Once you have registered you will receive a confirmation email.
Problems registering or didn't receive the confirmation email? Please contact healthsci.support@queensu.ca
Zoom link will be sent by 2pm the day of the event.

Stephanie Nixon, PhD, is Vice Dean (Health Sciences) and Director (School of Rehabilitation Therapy) at Queen’s University. Prior to joining Queen’s in July 2022, Stephanie spent 15 years as a professor in the Department of Physical Therapy at the University of Toronto. She completed her PhD in Public Health and Bioethics in 2006 at the University of Toronto, and a post-doc at the University of KwaZulu-Natal in South Africa in 2007. Stephanie was director of the International Centre for Disability and Rehabilitation from 2012-2021. Stephanie is a straight, white, middle class, able-bodied, cisgender, settler woman who tries to understand the pervasive effects of privilege. Stephanie developed the Coin Model of Privilege and Critical Allyship as a way to translate core ideas about anti-oppression to people in positions of unearned advantage.

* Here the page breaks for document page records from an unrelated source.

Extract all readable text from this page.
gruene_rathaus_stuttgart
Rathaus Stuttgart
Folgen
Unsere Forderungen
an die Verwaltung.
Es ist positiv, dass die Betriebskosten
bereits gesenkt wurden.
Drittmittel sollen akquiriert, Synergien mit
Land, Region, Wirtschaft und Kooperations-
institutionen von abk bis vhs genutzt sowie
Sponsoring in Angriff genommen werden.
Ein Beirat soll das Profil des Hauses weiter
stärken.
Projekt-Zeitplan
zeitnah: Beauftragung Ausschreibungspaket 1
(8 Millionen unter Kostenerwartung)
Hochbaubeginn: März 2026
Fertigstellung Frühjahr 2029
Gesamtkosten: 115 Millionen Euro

Privilege and Its Linkages with Humanity in Healthcare
What might be the link between privilege (i.e., unearned advantage received from historic systems of inequality) and humanity in healthcare? This session draws on the Coin Model of Privilege and Critical Allyship (Nixon, 2019) to connect the dots to not only the humanity of our patients, students and colleagues, but also ourselves. This interactive talk is designed to meet people where they are at in their journeys of learning/unlearning about privilege, oppression and allyship – whether they have been in this work for a long while, are just arriving, or (like many of us) somewhere in the middle.
The recording will be shared with registrants approximately one week after the session.